エリートなあなた


すると課長はひとさし指でトントン、と数回テーブルを叩く。以前と同じそれが、ピンと張りつめた空気に変える。



「秘書課の本筋はサポート業務――

適性はもちろんのこと、担当者と良好な関係を築くことが何よりも重要。

それに相俟って、細やかな気配りへ繋がると聞いているけど、どう?」


「ええ、…先輩方を見ていると感じます」


「つまり、別部署と同じスパンで異動させるのは色々と難しい面が発生する。形式的な引き継ぎでは解決できない部分があるとね…。

――事情はどうあれ、この部署も同じなんだ」


「どういう…?」


話が進むにつれて声音が変わっていく課長。とはいえ相手を威圧するところはなくて、すんなりと心に入って来る。

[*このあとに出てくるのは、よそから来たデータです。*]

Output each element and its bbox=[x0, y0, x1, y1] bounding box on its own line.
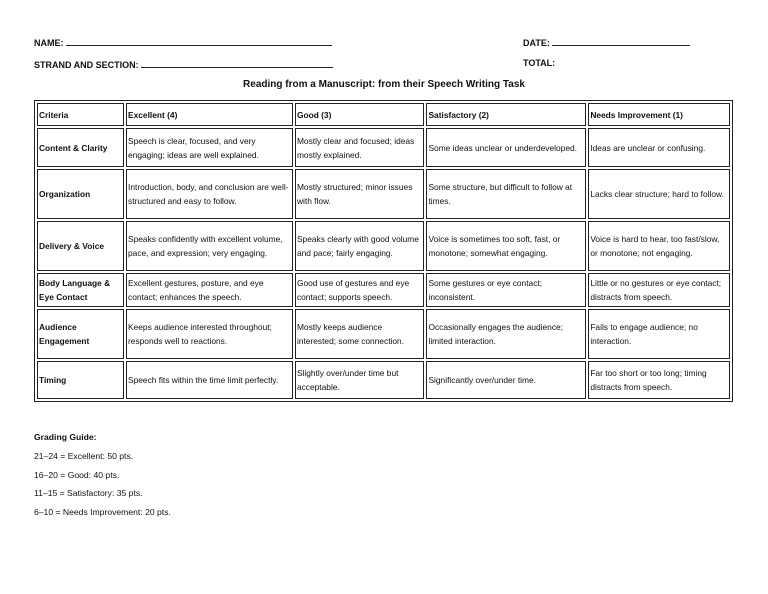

「つまり試作部はね、…確かに専門知識が相当必要かもしれない。

ここに在籍しているメンバーは、各々(おのおの)がスキルを持って入社しているからね。

でも、そんなの大した話じゃないんだよ?」


「…え?」


「平たく言えば、知識を活かす力――それがなければここで働けない。

付け加えて、試作開発で習得した技術経験を活かすセンスも必要かな?

未来で役立つために、腰を据えた研究に取り組めるように…。それを前提に、部署異動が行なわれない仕組みなんだよ」


“端折ったけど大丈夫?”と尋ねられて、「はい」とひとつ頷いてみせた。